Herman Bavinck summed it up by saying, “sin is not a substance in itself, but that sort of disturbance of all the gifts and energies given to man which makes them work in another direction, not towards God but away from Him.” 1 Scripture affirms this by using words like unrighteousness, lawlessness, and transgression to describe sin (1 John. 3:4, Ps. 51:1-2, Rom. 1:18). These words firmly point us to see sin isn’t an original part of nature, but a corruption of the good.
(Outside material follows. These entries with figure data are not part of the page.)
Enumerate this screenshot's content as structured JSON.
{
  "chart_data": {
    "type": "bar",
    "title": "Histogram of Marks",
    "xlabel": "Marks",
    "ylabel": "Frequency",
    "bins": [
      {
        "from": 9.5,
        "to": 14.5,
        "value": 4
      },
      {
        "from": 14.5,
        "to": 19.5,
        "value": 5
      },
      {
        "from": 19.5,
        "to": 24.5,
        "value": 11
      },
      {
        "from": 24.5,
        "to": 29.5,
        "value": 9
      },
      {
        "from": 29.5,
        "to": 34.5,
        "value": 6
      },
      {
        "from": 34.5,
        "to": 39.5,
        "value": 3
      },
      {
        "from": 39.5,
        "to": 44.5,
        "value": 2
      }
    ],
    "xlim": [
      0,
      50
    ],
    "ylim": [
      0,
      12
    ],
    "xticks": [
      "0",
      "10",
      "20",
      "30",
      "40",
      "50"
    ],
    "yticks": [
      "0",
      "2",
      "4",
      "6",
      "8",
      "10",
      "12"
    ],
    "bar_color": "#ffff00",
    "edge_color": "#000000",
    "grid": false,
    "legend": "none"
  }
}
And this more true definition means we have the greatest hope—that he who created all is exactly the one who can set everything right. By turning on the lights and looking at the real source of the shadows in the world, we’ll remember redemption is possible. Not through our own effort, but “by the power of Divine grace which is stronger than every creature.” 2 For Christ came to “reconcile to himself all things, whether on earth or in heaven, making peace by the blood of his cross” (Col. 1:20).
Imagine for a minute what it means to have every piece of this world reconciled to Christ—for every cell in this world to move towards God. The dangerous storms that stir up within the oceans will quiet their swells from destruction. The teeth-baring lions and poisonous rattlesnakes will stop their hunts and come under the submission of their Creator. The bodies you and I have right now will halt their aches, pains, and dysfunction and finally order themselves as they were intended to. Everything will be redeemed.
The stretch of sin in this world is vast. The glimpses of it hurt. But we need to have a right understanding of the problem. God’s good creation isn’t lost, destroyed, or threatened by some outside force. It’s here, yet pushing against the purposes for which it was made in a million different ways. One day, judgment will come for sin, but because of Christ’s perfect life, sacrificial death, and resurrection every stray organism, weather pattern, cell, organ, and every trusting saint will find their redemption. And everything corrupted will be made new.